<inline>
What would be your suggestion to have a fault tolerant Active
Directory?
Improve the fault-tolerance of the Domain Controllers?
1) A second DC located in another building
This only addresses "Availability" -- not FT.
2) System State Backups and Recovery Disks updated daily
This strategy addresses "Disaster Recovery", but not FT.
Increase the quality of the equipment to the point that it can withstand the
vast majority of "faults" that occur. Fault tolerance is achieved by
installing equipment that either survives or fails-over during "faults".
That includes, but is not limited to, redundant disk systems and subsystems,
motherboards, nics, power supplies, and UPSs.
Does a system state backup on the FSMO holder, collect the entire AD
database if the only two DC's die?
Any system state on any DC will suffice for Disaster Recovery - provided it
is a relatively recent backup. What you are addressing with backups is your
DR plan - and the decisions there have to do with how much your AD
environment changes over time as opposed to how resistant to failure your
environment is. IOW - a simple risk analysis will do ...
A more pertinant question is, why do you believe both DCs will "die"
simultaneously? Wouldn't that indicate to you that you might be addressing
the wrong problem?
What if Active Directory gets corrupt and replicates to the only other
DC, how would you recover?
This "hypothetical" scenario has been asked so many times .... It can
actually be rephrased as follows:
"What if the Directory gets so corrupt that it's unusable, but not so
corrupt that it can still replicate?"
If you analyze that statement, the most likely "corruption" that would fall
into this category woudn't be some kind of software failure, but most
likely would be user (AKA Admin) induced. That being the case, I'd
investigate means to ensure people with admin rights don't do stupid or bad
things rather than worry about the very remote possibility that AD woudn't
do its job ... which it does rather nicely.

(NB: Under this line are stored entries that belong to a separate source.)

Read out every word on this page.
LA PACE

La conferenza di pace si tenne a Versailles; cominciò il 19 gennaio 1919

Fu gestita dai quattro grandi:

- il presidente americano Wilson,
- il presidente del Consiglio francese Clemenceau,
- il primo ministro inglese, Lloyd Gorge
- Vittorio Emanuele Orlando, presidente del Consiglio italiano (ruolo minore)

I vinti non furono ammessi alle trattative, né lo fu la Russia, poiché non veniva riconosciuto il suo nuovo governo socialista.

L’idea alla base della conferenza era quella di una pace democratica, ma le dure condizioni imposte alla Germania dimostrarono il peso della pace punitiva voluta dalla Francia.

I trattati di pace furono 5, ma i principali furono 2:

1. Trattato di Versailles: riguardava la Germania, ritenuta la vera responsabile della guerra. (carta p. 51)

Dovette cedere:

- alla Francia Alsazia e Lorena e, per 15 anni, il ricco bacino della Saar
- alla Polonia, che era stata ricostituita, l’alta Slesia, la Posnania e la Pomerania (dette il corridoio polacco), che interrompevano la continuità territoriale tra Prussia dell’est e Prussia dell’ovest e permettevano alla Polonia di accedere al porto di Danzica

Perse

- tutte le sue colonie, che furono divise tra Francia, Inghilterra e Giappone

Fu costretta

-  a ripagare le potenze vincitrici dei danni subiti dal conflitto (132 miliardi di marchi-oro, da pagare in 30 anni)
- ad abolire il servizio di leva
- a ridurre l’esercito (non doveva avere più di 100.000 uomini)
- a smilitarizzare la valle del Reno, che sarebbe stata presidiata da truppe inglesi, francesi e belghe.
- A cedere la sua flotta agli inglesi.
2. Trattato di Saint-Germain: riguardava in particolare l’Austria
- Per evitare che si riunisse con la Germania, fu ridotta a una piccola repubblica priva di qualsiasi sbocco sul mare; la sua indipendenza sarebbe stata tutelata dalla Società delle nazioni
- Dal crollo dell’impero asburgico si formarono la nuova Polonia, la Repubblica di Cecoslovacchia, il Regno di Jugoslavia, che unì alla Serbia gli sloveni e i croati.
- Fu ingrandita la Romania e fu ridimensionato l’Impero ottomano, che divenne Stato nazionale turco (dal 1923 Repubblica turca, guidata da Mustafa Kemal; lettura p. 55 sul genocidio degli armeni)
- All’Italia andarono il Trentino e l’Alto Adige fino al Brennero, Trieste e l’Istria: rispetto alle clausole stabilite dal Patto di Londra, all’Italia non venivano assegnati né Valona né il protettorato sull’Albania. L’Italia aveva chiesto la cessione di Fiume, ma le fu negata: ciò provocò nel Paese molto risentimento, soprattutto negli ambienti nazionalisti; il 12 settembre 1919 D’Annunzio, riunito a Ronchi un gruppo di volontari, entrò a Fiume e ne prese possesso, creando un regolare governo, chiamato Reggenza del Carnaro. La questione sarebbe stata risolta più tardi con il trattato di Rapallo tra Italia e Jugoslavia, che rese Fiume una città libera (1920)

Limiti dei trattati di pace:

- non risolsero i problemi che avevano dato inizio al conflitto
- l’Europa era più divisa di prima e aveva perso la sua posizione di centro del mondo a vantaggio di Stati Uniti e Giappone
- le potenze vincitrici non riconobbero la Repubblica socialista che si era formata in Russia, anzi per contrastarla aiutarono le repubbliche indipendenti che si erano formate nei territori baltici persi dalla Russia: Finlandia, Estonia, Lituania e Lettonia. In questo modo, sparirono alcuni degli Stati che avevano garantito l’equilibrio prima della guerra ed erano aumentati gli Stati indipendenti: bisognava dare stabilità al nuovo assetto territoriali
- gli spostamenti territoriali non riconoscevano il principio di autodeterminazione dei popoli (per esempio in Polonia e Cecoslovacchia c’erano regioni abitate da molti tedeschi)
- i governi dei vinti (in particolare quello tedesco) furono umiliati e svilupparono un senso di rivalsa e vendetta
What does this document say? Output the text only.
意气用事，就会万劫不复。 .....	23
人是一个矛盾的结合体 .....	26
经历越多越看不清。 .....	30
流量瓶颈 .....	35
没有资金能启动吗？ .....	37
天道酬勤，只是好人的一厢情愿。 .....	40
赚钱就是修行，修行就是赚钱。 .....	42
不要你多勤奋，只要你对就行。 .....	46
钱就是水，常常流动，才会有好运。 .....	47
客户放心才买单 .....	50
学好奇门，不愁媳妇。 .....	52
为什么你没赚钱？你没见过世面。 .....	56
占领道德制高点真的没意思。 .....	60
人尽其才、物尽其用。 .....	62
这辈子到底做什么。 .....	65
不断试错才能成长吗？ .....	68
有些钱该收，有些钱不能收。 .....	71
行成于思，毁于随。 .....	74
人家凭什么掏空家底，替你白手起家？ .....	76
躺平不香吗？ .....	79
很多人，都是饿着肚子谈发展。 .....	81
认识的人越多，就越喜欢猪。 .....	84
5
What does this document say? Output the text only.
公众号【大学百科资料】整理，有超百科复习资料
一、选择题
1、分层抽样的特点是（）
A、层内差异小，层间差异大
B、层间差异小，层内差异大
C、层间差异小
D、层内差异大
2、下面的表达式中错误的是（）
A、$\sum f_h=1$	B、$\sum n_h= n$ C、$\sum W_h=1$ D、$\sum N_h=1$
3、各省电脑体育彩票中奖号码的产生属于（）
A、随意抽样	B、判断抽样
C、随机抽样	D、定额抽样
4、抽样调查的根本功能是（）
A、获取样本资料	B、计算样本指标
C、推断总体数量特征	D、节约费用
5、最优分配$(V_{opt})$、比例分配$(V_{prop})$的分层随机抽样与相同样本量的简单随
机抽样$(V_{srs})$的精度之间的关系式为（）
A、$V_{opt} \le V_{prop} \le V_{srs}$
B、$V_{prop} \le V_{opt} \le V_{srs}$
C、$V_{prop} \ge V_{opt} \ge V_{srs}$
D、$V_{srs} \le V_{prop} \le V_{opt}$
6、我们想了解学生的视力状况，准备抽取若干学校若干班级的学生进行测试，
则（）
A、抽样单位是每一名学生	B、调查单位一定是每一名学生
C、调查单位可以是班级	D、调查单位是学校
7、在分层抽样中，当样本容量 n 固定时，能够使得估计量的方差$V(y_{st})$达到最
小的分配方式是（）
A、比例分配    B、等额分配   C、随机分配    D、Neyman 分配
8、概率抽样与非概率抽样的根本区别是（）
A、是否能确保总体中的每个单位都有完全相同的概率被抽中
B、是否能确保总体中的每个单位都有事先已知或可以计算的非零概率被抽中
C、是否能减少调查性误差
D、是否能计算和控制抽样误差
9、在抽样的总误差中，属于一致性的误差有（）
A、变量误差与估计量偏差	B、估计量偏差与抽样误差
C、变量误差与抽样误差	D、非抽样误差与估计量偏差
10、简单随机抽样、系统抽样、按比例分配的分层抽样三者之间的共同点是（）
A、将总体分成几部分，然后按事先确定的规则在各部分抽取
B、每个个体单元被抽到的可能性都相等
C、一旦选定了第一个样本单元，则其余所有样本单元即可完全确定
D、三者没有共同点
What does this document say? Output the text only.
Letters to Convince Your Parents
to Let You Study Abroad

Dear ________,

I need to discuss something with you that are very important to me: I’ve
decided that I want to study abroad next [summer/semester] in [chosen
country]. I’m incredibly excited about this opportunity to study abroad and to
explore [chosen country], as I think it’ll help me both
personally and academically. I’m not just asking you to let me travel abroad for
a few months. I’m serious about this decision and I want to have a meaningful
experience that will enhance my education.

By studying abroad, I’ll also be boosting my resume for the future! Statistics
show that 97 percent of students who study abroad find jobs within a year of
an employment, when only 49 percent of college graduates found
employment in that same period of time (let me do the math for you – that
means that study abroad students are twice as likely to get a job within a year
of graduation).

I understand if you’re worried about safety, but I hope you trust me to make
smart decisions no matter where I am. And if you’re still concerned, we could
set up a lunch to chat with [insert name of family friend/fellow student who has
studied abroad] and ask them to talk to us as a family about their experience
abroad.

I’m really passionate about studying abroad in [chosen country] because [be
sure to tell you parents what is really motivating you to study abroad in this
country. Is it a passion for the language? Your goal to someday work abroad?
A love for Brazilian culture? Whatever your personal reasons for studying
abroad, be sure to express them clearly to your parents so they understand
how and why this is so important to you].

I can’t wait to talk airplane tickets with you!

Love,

I know it doesent happen much but, if asked, how would you do it?
If it *did* happen, there is a process known as "Forest Recovery" you would
likely want to perform.
(
http://www.microsoft.com/downloads/...79-C99B-4DF9-823C-933FEBA08CFE&displaylang=en)
It's not a simple thing to do (I've practiced it in a lab for a 17 domain
forest), and it should be part of the regular training plan for the
AD/Exchange folks.
-ds